First thing: I’m coming off of a 12 hour day, so my post might be a little loopy and disjointed. I attempted to reconcile some accounting records at the studio tonight and numbers started blurring together, which would help no one.
But yes! A 12 hour day. Which means that I finally landed a full time job after two months of interviews, resumes, and false leads. Now that I’ve been back in the workforce, it’s been a weird adjustment. I forgot last night as the clock extended beyond 11 pm that I had to be up at 6 am today and that it was going to be a long one. (But SYTYCD was so good!)
I’m essentially an Executive Assistant to an off-site Association. The office I’m in actually staffs about 14 different Associations. “Wearing different hats” really does come into play here. Our admin assistants that answer the phone answer calls for each organization based on the Association that pops up on caller ID. For now, I’m in charge of one association.
Being that everyone has their own organizations to tend to, it’s not much of a “team environment.” Don’t get me wrong – if something needs to get done, people will pitch in from what I can gather. And everyone seems to have a small hand in everyone else’s client’s business. For the most part, people leave you alone for the day. My office mate sits two feet away from me and barely says a word. (I’ll give her some credit today – we started a couple conversations.) Everyone does lunch on their own. People work their own hours. It’s a fairly autonomous office where people just work. You’d think I’d be enjoying it more, however I suppose it’s too early to tell.
The biggest gripe I had about my last job was that erry’one was in each other’s business. And the whole “we function as a team” ideal was taken too far. Look kids – I’ve been in those group projects in college. Someone (read: me) always gets stuck doing the most work. I did a lot of work at my old job by myself and my co-workers found that off-putting. So I found an excuse to quit by changing careers. (We all can see where that led me.)

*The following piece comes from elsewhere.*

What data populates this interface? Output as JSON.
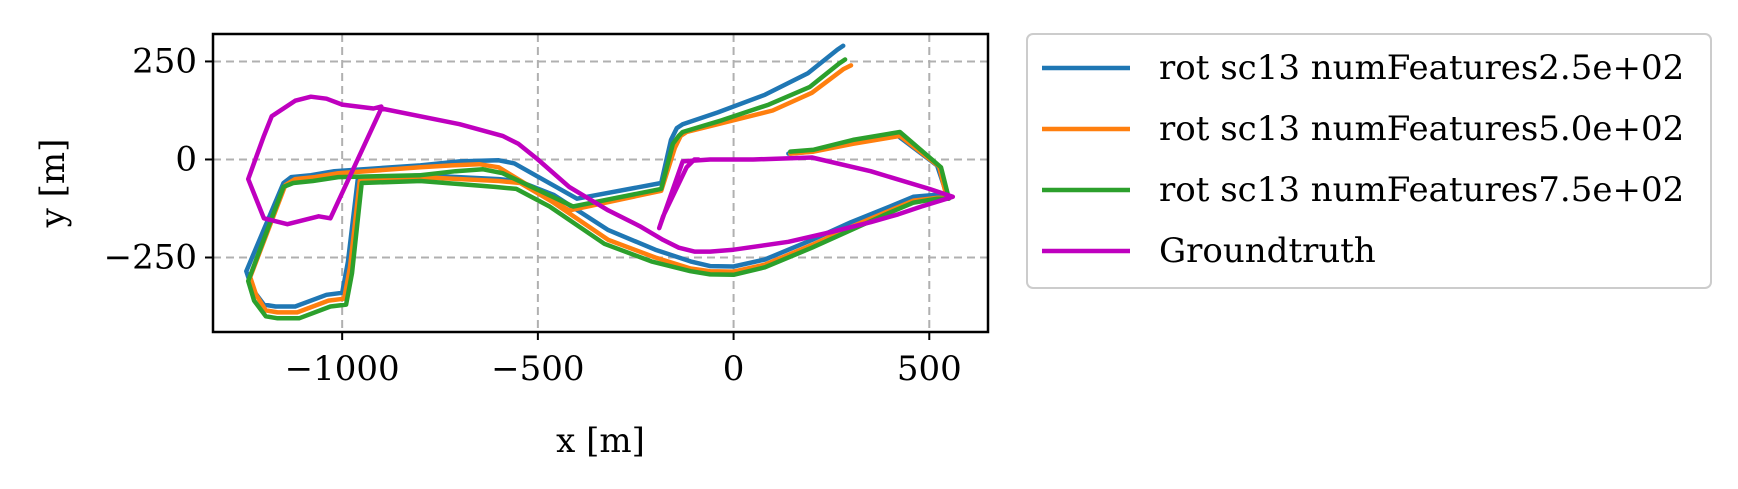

My big issue now is that no one has really asked me about the whole diabetes thing. I don’t hide the fact that I am at work either. I check constantly. My CGM makes all sorts of noise. I asked for the medical benefits outline at Orientation because I was curious about what my supplies were going to cost me in 90 days. (FYI – $100 for a 90 day supply. Ughhhhhhh. I’m gonna miss my old coverage.) At my previous association job, they called meetings every time my regiment changed… which was a bit uncomfortable, but whatever. At the PR firm, my office mate grew up with a T1 mother and my old boss was a former EMT, so I was relatively safe. And the studio has known me for so long that I just offered a refresher course in diabetes management. Here? Not much of anything. I’m sure it might come up if they bring out a birthday cake, but nothing so far.

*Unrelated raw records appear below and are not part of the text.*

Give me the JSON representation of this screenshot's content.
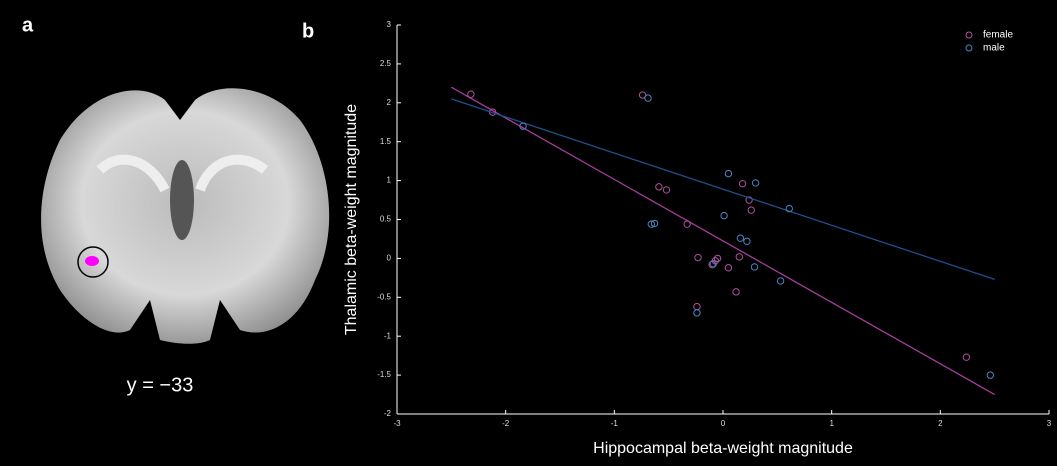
{
  "figure": {
    "panel_a_label": "a",
    "panel_b_label": "b",
    "caption_a": "y = −33"
  },
  "chart_data": {
    "type": "scatter",
    "xlabel": "Hippocampal beta-weight magnitude",
    "ylabel": "Thalamic beta-weight magnitude",
    "xlim": [
      -3,
      3
    ],
    "ylim": [
      -2,
      3
    ],
    "xticks": [
      -3,
      -2,
      -1,
      0,
      1,
      2,
      3
    ],
    "yticks": [
      -2,
      -1.5,
      -1,
      -0.5,
      0,
      0.5,
      1,
      1.5,
      2,
      2.5,
      3
    ],
    "legend": "upper right",
    "grid": false,
    "series": [
      {
        "name": "female",
        "color": "#b0509e",
        "line_color": "#a43c9e",
        "x": [
          -2.32,
          -2.12,
          -0.74,
          -0.59,
          -0.52,
          -0.33,
          -0.23,
          -0.24,
          -0.1,
          -0.07,
          -0.05,
          0.05,
          0.12,
          0.15,
          0.18,
          0.24,
          0.26,
          2.24
        ],
        "values": [
          2.11,
          1.88,
          2.1,
          0.92,
          0.88,
          0.44,
          0.01,
          -0.62,
          -0.08,
          -0.03,
          0.0,
          -0.12,
          -0.43,
          0.02,
          0.96,
          0.75,
          0.62,
          -1.27
        ],
        "fit": {
          "x": [
            -2.5,
            2.5
          ],
          "values": [
            2.2,
            -1.75
          ]
        }
      },
      {
        "name": "male",
        "color": "#4a86c0",
        "line_color": "#1f4f8a",
        "x": [
          -1.84,
          -0.69,
          -0.66,
          -0.63,
          -0.24,
          -0.09,
          0.01,
          0.05,
          0.16,
          0.22,
          0.3,
          0.29,
          0.61,
          0.53,
          2.46
        ],
        "values": [
          1.7,
          2.06,
          0.44,
          0.45,
          -0.7,
          -0.07,
          0.55,
          1.09,
          0.26,
          0.22,
          0.97,
          -0.11,
          0.64,
          -0.29,
          -1.5
        ],
        "fit": {
          "x": [
            -2.5,
            2.5
          ],
          "values": [
            2.05,
            -0.27
          ]
        }
      }
    ]
  }
}
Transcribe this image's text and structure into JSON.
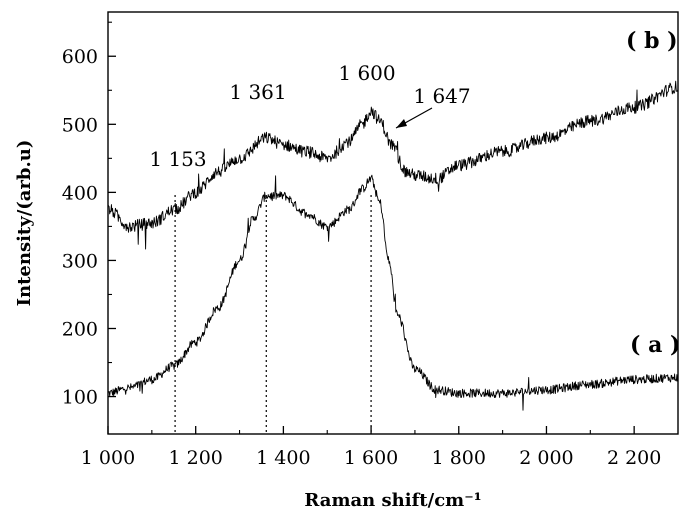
{
  "chart_data": {
    "type": "line",
    "xlabel": "Raman shift/cm⁻¹",
    "ylabel": "Intensity/(arb.u)",
    "xlim": [
      1000,
      2300
    ],
    "ylim": [
      45,
      665
    ],
    "x_ticks": [
      1000,
      1200,
      1400,
      1600,
      1800,
      2000,
      2200
    ],
    "x_tick_labels": [
      "1 000",
      "1 200",
      "1 400",
      "1 600",
      "1 800",
      "2 000",
      "2 200"
    ],
    "y_ticks": [
      100,
      200,
      300,
      400,
      500,
      600
    ],
    "y_tick_labels": [
      "100",
      "200",
      "300",
      "400",
      "500",
      "600"
    ],
    "grid": false,
    "legend": "none",
    "series": [
      {
        "name": "(a)",
        "x": [
          1000,
          1050,
          1100,
          1150,
          1200,
          1250,
          1300,
          1330,
          1361,
          1400,
          1450,
          1500,
          1550,
          1580,
          1600,
          1620,
          1640,
          1660,
          1700,
          1750,
          1800,
          1900,
          2000,
          2100,
          2200,
          2300
        ],
        "values": [
          105,
          113,
          125,
          145,
          180,
          230,
          300,
          360,
          395,
          395,
          370,
          350,
          375,
          405,
          420,
          385,
          300,
          220,
          140,
          110,
          105,
          105,
          110,
          118,
          125,
          128
        ]
      },
      {
        "name": "(b)",
        "x": [
          1000,
          1050,
          1100,
          1153,
          1200,
          1250,
          1300,
          1361,
          1400,
          1450,
          1500,
          1550,
          1580,
          1600,
          1620,
          1647,
          1680,
          1700,
          1750,
          1800,
          1900,
          2000,
          2100,
          2200,
          2300
        ],
        "values": [
          375,
          350,
          355,
          375,
          400,
          430,
          450,
          480,
          470,
          460,
          450,
          475,
          500,
          520,
          505,
          470,
          430,
          425,
          420,
          440,
          460,
          480,
          505,
          525,
          555
        ]
      }
    ],
    "annotations": [
      {
        "label": "1 153",
        "x": 1153
      },
      {
        "label": "1 361",
        "x": 1361
      },
      {
        "label": "1 600",
        "x": 1600
      },
      {
        "label": "1 647",
        "x": 1647
      }
    ],
    "series_labels": [
      "( a )",
      "( b )"
    ]
  }
}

I don’t remember what I’ve done in the past. Usually I had to explain my condition to bosses because it meant that I required a set lunch time and that brought up the follow up questioning. Or I had to explain why I was busting out syringes in public.
Now that I’m relatively invincible, treatment-wise and as an employee, I’m not really sure how to bring it up. People need to know what to do in emergencies but I don’t want to come across as a special case that people need to worry about. Generally, people don’t have to, but with my strange lows creeping around again?
I’m sure I’ll get over it. I’ve only been there for two days. In five days, I might put a sign on my forehead.